For the first layerline (ℓ = 1 = 49m+3n) is consistent with m = 1 then n = 16. The second layerline generates the equation 2 = 49m + 3n, which can be satisfied by m = −1; n = 17. Thus, the first and second layerlines are generated by J₋₁₆ and J₁₇ respectively, which explains their locations relatively far from the meridian in the diffraction patterns. The third layerline generates the equation 3 = 49m + 3n, which is satisfied with the choice of m = 0; n = 1. Therefore the third layerline is characterized by J₁(2πrR), which will have its maximum near the meridian.

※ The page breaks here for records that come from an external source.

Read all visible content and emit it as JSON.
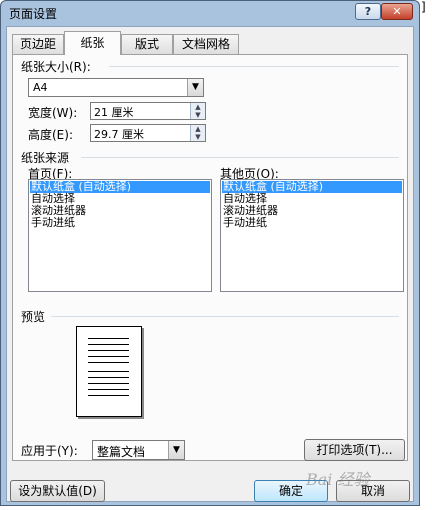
{
  "window": {
    "title": "页面设置"
  },
  "titlebar": {
    "help_glyph": "?",
    "close_glyph": "✕"
  },
  "background": {
    "right_edge_char": "]"
  },
  "tabs": [
    {
      "label": "页边距",
      "active": false
    },
    {
      "label": "纸张",
      "active": true
    },
    {
      "label": "版式",
      "active": false
    },
    {
      "label": "文档网格",
      "active": false
    }
  ],
  "paper_size": {
    "group_label": "纸张大小(R):",
    "selected": "A4",
    "width_label": "宽度(W):",
    "width_value": "21 厘米",
    "height_label": "高度(E):",
    "height_value": "29.7 厘米"
  },
  "paper_source": {
    "group_label": "纸张来源",
    "first_page_label": "首页(F):",
    "other_pages_label": "其他页(O):",
    "first_page_items": [
      "默认纸盒 (自动选择)",
      "自动选择",
      "滚动进纸器",
      "手动进纸"
    ],
    "other_pages_items": [
      "默认纸盒 (自动选择)",
      "自动选择",
      "滚动进纸器",
      "手动进纸"
    ],
    "selected_index": 0
  },
  "preview": {
    "label": "预览"
  },
  "apply_to": {
    "label": "应用于(Y):",
    "selected": "整篇文档"
  },
  "buttons": {
    "print_options": "打印选项(T)...",
    "set_default": "设为默认值(D)",
    "ok": "确定",
    "cancel": "取消"
  },
  "watermark": {
    "text": "Bai 经验"
  },
  "icons": {
    "help": "help-icon",
    "close": "close-icon",
    "dropdown": "chevron-down-icon",
    "spin_up": "spin-up-icon",
    "spin_down": "spin-down-icon"
  }
}
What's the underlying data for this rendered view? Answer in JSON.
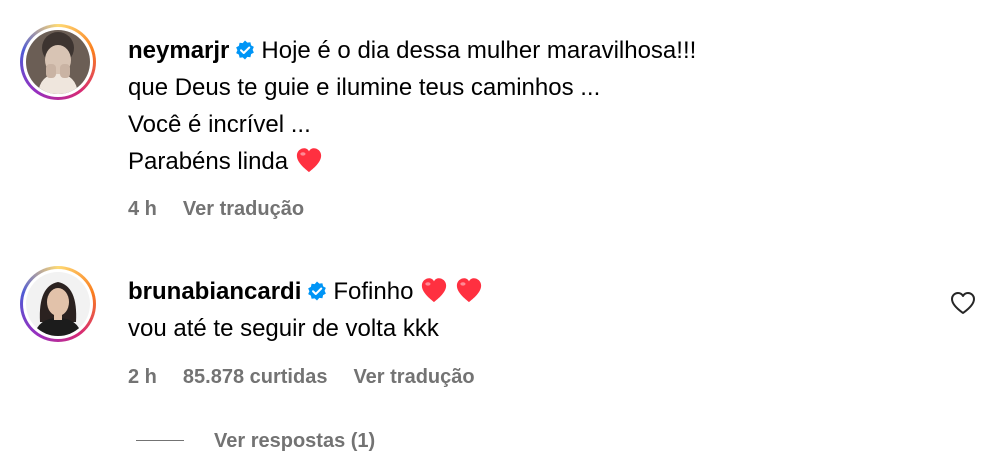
{
  "comments": [
    {
      "username": "neymarjr",
      "verified": true,
      "lines": [
        "Hoje é o dia dessa mulher maravilhosa!!!",
        "que Deus te guie e ilumine teus caminhos ...",
        "Você é incrível ...",
        "Parabéns linda"
      ],
      "time": "4 h",
      "translate": "Ver tradução"
    },
    {
      "username": "brunabiancardi",
      "verified": true,
      "lines": [
        "Fofinho",
        "vou até te seguir de volta kkk"
      ],
      "time": "2 h",
      "likes": "85.878 curtidas",
      "translate": "Ver tradução"
    }
  ],
  "replies_label": "Ver respostas (1)",
  "colors": {
    "verified": "#0095f6",
    "heart": "#ff3040",
    "meta": "#737373"
  },
  "icons": [
    "verified-badge-icon",
    "heart-emoji-icon",
    "like-heart-outline-icon"
  ]
}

It is worth noting that the equation for the first layerline, 1 = 49m + 3n has m = 1; n = −16 as solutions, as well as m = −2; n = 33. That is, this layerline will contain both J₋₁₆ and J₃₃. Although J₃₃ starts contributing at a considerably higher spatial frequencies (~−10 Å), this overlap cannot be ignored, especially if we aim to produce a high resolution three-dimensional reconstruction. In cases like this, there is no established method to deconvolve the Bessel functions as would be required for Fourier-Bessel reconstruction.